Stupid Myths About Marriage That Aren't Helping Anybody
LatestI live in Los Angeles. There’s this great curmudgeonly series that you will never regret watching about how the city is portrayed in film. Having grown up thinking of Los Angeles primarily from those film and TV depictions (and glamorous magazine spreads), I was pleased to find out upon moving here that, in reality, L.A. really is exactly like how you think it is from television. Except, it’s not like that at all. Just like marriage.
Most discussions of marriage operate on the premise that it’s in big trouble (though you can argue the opposite, or at least show the more nuanced meaning of the decline): New marriages are down by 5% from 2009 to 2010, meaning that barely half of all adults in the U.S. are married. Also, people are getting married for the first time later than ever, with women waiting until they are 26.5 and men, 28.7, or what I like to think of as precisely the moment where you look around and realize that you are surrounded by heinous beasts you’ve already slept with and you better lock something good down before they abruptly flip on the very bright house lights on and everyone freaks the fuck out.

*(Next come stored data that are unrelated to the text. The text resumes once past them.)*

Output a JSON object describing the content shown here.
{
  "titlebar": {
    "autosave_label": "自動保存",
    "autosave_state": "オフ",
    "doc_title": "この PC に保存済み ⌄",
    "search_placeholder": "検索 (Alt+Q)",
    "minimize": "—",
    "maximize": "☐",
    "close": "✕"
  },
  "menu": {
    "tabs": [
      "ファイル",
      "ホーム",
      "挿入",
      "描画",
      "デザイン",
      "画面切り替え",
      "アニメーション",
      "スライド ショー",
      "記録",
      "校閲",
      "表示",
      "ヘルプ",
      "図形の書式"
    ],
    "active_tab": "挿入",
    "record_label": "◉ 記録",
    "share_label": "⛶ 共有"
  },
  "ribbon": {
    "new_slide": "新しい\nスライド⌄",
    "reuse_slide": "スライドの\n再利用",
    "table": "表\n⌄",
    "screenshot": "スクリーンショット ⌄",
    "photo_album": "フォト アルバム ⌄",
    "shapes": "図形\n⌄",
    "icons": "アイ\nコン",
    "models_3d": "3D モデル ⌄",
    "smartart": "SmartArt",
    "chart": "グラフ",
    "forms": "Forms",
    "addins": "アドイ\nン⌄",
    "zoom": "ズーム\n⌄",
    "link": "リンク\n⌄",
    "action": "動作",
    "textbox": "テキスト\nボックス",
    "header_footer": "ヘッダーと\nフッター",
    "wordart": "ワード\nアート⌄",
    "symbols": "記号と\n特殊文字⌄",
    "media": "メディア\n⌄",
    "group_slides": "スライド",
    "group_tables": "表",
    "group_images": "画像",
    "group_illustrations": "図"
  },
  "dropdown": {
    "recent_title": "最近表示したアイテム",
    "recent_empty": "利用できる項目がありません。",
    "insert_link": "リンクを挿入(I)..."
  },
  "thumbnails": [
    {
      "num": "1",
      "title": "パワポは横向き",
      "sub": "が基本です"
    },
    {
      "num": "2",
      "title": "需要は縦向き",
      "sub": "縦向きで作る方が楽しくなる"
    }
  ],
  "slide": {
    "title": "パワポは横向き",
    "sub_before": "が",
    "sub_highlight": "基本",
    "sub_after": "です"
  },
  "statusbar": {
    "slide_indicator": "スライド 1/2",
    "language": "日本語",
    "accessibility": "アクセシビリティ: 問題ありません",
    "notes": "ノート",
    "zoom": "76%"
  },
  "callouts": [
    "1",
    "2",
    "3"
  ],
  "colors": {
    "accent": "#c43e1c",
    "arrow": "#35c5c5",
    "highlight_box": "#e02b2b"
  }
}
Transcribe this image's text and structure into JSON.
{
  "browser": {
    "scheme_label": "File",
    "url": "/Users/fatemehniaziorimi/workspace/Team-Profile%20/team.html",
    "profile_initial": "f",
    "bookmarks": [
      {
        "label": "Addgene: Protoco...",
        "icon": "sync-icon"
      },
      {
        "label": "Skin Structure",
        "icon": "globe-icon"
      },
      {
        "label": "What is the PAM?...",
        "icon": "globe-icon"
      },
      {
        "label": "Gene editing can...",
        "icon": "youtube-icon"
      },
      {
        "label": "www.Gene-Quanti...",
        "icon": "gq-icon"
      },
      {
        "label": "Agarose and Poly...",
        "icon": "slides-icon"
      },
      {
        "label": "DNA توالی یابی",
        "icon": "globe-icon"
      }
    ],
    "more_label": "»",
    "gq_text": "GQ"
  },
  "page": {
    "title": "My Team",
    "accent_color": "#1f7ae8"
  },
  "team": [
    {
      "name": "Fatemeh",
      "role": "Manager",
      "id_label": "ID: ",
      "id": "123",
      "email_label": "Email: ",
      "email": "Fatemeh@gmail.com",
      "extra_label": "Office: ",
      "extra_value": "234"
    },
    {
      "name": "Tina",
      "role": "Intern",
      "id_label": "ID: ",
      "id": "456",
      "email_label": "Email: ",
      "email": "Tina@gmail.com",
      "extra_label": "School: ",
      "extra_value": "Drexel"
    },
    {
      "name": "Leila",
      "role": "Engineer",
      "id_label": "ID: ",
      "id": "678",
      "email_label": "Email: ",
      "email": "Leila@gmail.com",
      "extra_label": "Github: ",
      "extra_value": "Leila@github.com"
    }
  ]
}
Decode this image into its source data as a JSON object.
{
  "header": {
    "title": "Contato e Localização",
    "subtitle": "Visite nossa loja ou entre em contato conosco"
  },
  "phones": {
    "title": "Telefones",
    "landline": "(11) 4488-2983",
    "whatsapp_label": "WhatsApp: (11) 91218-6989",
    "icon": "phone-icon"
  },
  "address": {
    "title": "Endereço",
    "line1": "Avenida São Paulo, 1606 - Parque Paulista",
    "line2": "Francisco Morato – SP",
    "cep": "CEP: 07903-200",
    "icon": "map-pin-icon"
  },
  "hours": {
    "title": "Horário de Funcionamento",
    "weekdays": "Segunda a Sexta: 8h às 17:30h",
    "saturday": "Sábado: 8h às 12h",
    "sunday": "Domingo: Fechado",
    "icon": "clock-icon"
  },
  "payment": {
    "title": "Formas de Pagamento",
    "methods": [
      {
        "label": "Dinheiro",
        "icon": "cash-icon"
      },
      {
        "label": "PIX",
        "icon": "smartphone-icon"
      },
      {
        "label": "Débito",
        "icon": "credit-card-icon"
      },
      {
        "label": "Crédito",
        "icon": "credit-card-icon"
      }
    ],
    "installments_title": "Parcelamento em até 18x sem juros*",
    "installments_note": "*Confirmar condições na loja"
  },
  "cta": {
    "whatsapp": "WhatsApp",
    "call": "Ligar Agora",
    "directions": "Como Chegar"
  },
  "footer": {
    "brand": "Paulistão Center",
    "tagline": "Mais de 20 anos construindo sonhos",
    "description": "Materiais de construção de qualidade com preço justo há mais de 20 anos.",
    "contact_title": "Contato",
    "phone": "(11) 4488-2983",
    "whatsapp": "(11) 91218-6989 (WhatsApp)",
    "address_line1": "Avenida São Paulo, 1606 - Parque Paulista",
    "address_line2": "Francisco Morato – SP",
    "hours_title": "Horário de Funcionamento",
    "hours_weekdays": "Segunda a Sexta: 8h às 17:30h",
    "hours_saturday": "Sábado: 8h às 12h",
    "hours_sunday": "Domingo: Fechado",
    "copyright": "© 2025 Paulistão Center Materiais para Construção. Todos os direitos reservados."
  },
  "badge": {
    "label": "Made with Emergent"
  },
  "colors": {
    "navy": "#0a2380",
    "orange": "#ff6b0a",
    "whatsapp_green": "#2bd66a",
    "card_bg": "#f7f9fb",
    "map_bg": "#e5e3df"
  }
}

But defenders of marriage, like this Atlantic piece by Eleanor Barkhorn, argue that marrieds should start speaking up about the sweet deal they are getting by shacking up. The problem is, there’s some disagreement about how sweet that deal really is. We all know the jokes about what marriage takes away: a buffet of sex, endless variety, the chance of someone else’s face in your face, woman-friendly television programming, the chance to eat chicken again for dinner, just once, with seasonings you actually like.
We’ve also been told why it’s good for us, if a little boring. Better health, greater longevity, financial security, happier children, an eternally smug existence. Hey, Steven Crowder is married! And he fuckin’ loves it! In his piece on Fox News’ website about it, he explains what a “really good deal” marriage is, listing these five similar reasons for pairing off with the quickness: 1.) You’ll be richer, 2.) Your children will fare better, 3.) You’ll have mo-better sex, 4.) You’ll be more productive, 5.) You won’t die alone.
Ok, by now we’ve all heard those superlatives about marriage before. But have we heard THIS ONE?!?
Picture coming home every night to your best friend, your greatest fan, and your number one supporter. She (or he) makes each good day better, and each bad day good again. Every day, you get to live what is essentially a 24/7 sleepover party with the greatest friend you’ve ever had.
… Now add sex and sandwiches.
Get married, like, now.
Haaaah. OK, so, now that you painted this picture for me. Gotta question: Are the sandwiches happening DURING or after the sex with your creepy superfan? Where is this mystery day/ sandwich-maker when I need him/her? Because my husband is great but sometimes after work he’s tired? We don’t always dive giddily right into the sex sandwich? Especially with our toddler sitting right there? Sometimes we just have to settle for the never-ending slumber party.
OK, but, in fairness, we find out a telling detail from the Atlantic response piece: Steven Crowder has only been married six months. Six months! Rookie. (I said that, not her.)
Also, Barkhorn warns (with a pretty perfect surname for warning, amirite?) that defending marriage is a great idea, let’s all do that more please, let’s just do so with more accuracy so people don’t feel super gypped after rushing off to the sex sandwich shop and finding out it’s all out of roast beef. How about starting by portraying marriage as a little teeny weeny bit more realistic:
Anyone who’s been in a marriage or observed one closely knows that these relationships can go through long periods of financial strain, sexual frustration, lethargy, and loneliness. That spouses are sometimes tired, or cranky, or not in the mood for sex or sandwich-making. And promising marriage skeptics otherwise does not help the case for marriage. It only provokes further skepticism from people who see through the false advertising. And for people who do buy into Crowder’s argument, a potentially worse fate awaits: disappointment and disillusionment when the challenges of marriage inevitably arise. Indeed, it’s entirely plausible that Crowder’s marriage is currently exactly as he describes it: blissful, harmonious, satisfying. Studies say that couples experience a happiness spike in their first year or two of marriage. But that euphoria is fleeting: A couple’s happiness returns to its normal, pre-marital level in the years that follow.
Yeah, see? Steven Crowder has only been married six months, but we should acknowledge that to him, this IS a realistic portrayal of marriage. This probably really is his marriage, what with the sex and the sandwiches. Heck, six months in, it’s nothing BUT sex and sandwiches. Of course, we’d love to check back in with him in another six months or right after someone loses a job or gains ten pounds, when the sandwiches can turn downright political, Steven Crowder. Downright political.